The NFL is filled with stories like this:

There are athletes who were blessed with tons of talent and moved up the ranks only to self destruct before reaching their full potential because they didn’t have that kind of support at home and didn’t learn how to be comfortable in their own skin.

I get asked by parents regularly how to best help young football players’ mental preparation. There is no cookie cutter mold for this as each athlete is different and the kind of parental support offered to one athlete can be exactly what is needed and to another person, can cause confidence destruction, but there are some universal principles that most, if not all young football players can benefit from:


  1. Goal setting for athletes

    This is a proven tactic and this goes for any age group. Learning the basics of committing yourself to a goal is a powerful life skill in addition to a motivator to put in the work that’s necessary to succeed in sports.

    Parents and coaches are invaluable for assisting young players for this. Goals need to be specific and measurable, like this:

    “Lead the team in tackles by the end of this season.”

    “Make the High School Varsity team next season.”

    “Complete better than 50% of my passes all year.”

    Goals need to be tough, but do-able. Don’t make them easy or impossible to achieve. And they should have a time deadline. Finally, write them down and look at them often to fire you up to put in the work to make them reality.

  2. Encourage your athlete.

    It is the easiest thing to do and probably the best thing a parent or coach can do to boost confidence and morale but how many actually do it? Once in blue moon telling the athlete they are good isn’t enough.

    So how do you encourage your athletes?

    Parents and coaches should make it a point to communicate 6 positive encouragement statements to every critical one. This ratio comes from a study that tracked measurable performance in a business environment for adults and so it’s possible that an even higher ratio would be recommended for kids. Don’t be afraid to offer that criticism as long as it’s done constructively and at the right time.

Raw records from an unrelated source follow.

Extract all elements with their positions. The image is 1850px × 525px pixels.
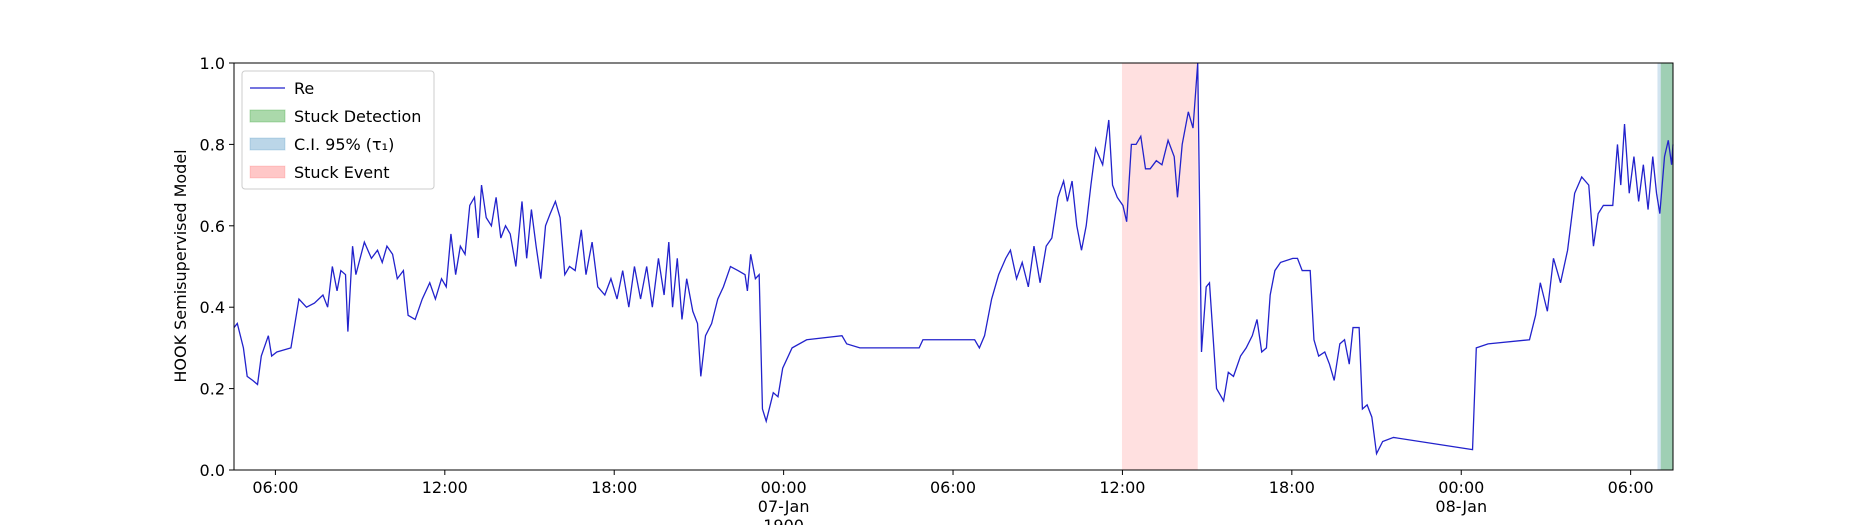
- data-line: [233, 62, 1674, 456]
- x-tick-label: 12:00: [1099, 478, 1145, 497]
- x-tick-label: 06:00: [252, 478, 298, 497]
- plot-frame: [233, 62, 1674, 471]
- y-tick-label: 0.0: [200, 461, 225, 480]
- x-tick-label: 06:00: [1608, 478, 1654, 497]
- x-tick-label: 18:00: [1269, 478, 1315, 497]
- x-tick-label: 06:00: [930, 478, 976, 497]
- legend-box: [241, 70, 435, 190]
- span: [1657, 63, 1673, 470]
- legend-patch: [249, 137, 286, 151]
- legend-patch: [249, 109, 286, 123]
- legend: Re Stuck Detection C.I. 95% (τ₁) Stuck Even…: [241, 70, 435, 190]
- legend-label: Stuck Detection: [294, 107, 421, 126]
- y-tick-label: 1.0: [200, 54, 225, 73]
- y-tick-label: 0.2: [200, 380, 225, 399]
- legend-patch: [249, 165, 286, 179]
- y-tick-label: 0.8: [200, 135, 225, 154]
- x-tick-label: 18:00: [591, 478, 637, 497]
- x-tick-label: 12:00: [422, 478, 468, 497]
- x-tick-label: 00:00 08-Jan: [1435, 478, 1487, 516]
- y-tick-label: 0.6: [200, 217, 225, 236]
- y-tick-label: 0.4: [200, 298, 225, 317]
- span: [1660, 63, 1673, 470]
- y-axis-label: HOOK Semisupervised Model: [171, 149, 190, 382]
- legend-label: C.I. 95% (τ₁): [294, 135, 394, 154]
- legend-label: Stuck Event: [294, 163, 390, 182]
- legend-label: Re: [294, 79, 314, 98]
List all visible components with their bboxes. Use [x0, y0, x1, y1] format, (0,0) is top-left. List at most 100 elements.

    Kids have told me hundreds of times they appreciate it when it comes across positively. Let your athlete make most of his/her own decisions.

    I am constantly asked how much to push a child and there is no definitive answer but, the extremes of micro-managing and not caring at all certainly don’t work. To find out the sweet spot, just ASK:

    “What is the best way for me to support you?”

    You can offer suggestions and let them pick if they say:

    “I don’t know.”

    Why is it VERY important to listen to your athletes?

    Sports parentsWhen an athlete has a disappointing or poor performance, it’s quite tempting for parents to offer how the problem should be “fixed.” Often the best course of action is to simply acknowledge the athlete IF they express the desire to talk in the first place. Many athletes do better by working it out themselves.

    How do you know when your athletes need help?

    You can pick up a clue that they might need help if after a week or more, they are still sulking about it. Even then, you still must ASK the athlete if he/she wants to talk about it. Now, if your kid violates family values with any kind of behavior, then certainly you can step in without that permission.

    Sometimes it’s a very fine line we as parents walk but all you really need to know here is for you to model what you want to see your kid do. I have witnessed some coaches with very little sports qualifications do amazing things in youth sports by following these simple rules. I am most impressed when I talk to a coach who wants me to come in and give a mental training workshop or talk for his team or league.

    Always remember this:

    Football playerOnly about 2% of high school athletes become good enough to get an athletic scholarship and most of those are partial scholarships, not full rides. The main reason for sports participation at any age is to learn life skills. 100% of athletes can get that with proper parent and coach support.